2023 stehen OB-Wahlen an. Will die Linke einen eigenen Kandidaten stellen? Oder unterstützt man einen anderen Kandidaten?

Da muss man realistisch sein. Wir haben einen Sitz im Stadtrat. Für einen Bürgermeister reicht das noch nicht. Natürlich unterstützen wir jemanden. Wir als Linke haben schon Tendenzen, müssen aber schauen, wer für Bruck der beste Kandidat ist und Heimat mitbringt. Er muss etwa für die Brucker tun wollen und das Amt nicht nur als Karrieresprungbrett für nächsthöhere Ziele sehen. Und der Kandidat muss auch unsere Werte mit vertreten.
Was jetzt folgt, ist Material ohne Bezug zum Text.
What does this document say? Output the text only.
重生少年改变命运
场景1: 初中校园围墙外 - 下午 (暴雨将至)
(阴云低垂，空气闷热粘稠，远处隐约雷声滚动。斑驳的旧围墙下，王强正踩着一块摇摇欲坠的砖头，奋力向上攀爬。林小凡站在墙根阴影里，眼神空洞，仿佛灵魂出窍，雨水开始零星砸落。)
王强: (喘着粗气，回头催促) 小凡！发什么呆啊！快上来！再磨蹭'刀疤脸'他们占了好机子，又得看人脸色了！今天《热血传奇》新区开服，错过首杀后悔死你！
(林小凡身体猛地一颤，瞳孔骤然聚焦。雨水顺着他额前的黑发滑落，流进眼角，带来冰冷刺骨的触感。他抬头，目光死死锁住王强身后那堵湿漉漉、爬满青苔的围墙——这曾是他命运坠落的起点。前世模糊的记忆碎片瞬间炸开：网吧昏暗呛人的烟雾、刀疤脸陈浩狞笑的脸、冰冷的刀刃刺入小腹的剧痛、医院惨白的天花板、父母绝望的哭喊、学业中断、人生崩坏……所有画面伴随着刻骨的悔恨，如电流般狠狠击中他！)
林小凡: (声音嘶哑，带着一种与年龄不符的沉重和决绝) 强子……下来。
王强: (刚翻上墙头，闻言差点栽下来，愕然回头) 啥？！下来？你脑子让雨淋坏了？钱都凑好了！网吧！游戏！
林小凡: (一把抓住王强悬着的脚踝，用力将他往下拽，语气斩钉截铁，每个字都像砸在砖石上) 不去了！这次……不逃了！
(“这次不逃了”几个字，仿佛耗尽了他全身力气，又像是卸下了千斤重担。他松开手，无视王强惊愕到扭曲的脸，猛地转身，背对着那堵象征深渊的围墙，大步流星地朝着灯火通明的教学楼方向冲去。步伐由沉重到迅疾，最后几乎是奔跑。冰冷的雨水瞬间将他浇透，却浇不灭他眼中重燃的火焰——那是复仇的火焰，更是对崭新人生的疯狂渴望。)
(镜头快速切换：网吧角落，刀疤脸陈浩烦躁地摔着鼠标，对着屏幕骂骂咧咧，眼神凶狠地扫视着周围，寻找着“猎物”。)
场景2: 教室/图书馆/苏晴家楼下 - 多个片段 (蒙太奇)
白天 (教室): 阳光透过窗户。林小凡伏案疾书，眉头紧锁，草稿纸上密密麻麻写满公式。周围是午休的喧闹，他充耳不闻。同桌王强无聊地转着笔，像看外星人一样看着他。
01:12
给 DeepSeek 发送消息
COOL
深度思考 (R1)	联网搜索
Erst mal steht der Bundestagswahlkampf an. Wie beurteilen Sie die Diskussion um eine mögliche Koalition mit der Linken?

Ich bin wirklich gespannt, wie es laufen wird. Die ablehnende Haltung verstehe ich nicht. Die Linke ist so weit von der SED entfernt und hat Ideen für die Zukunft. Ich finde es schwach, dass man sagt, die Kommunisten kommen. Die Partei hat eine Entwicklung durchgemacht. Das ist eher das Schreckgespenst, das man an die Wand malt. Das ist Angst vor Neuerungen und Machtverlust.

Die Vorurteile erleben Sie in der Lokalpolitik nicht?

Nein. Das hat mich auf meiner bisherigen politischen Bahn noch nie betroffen. Jeder sagt, du bist zwar bei der Linken, aber es geht um dich und deine Werte. Das ist wirklich positiv.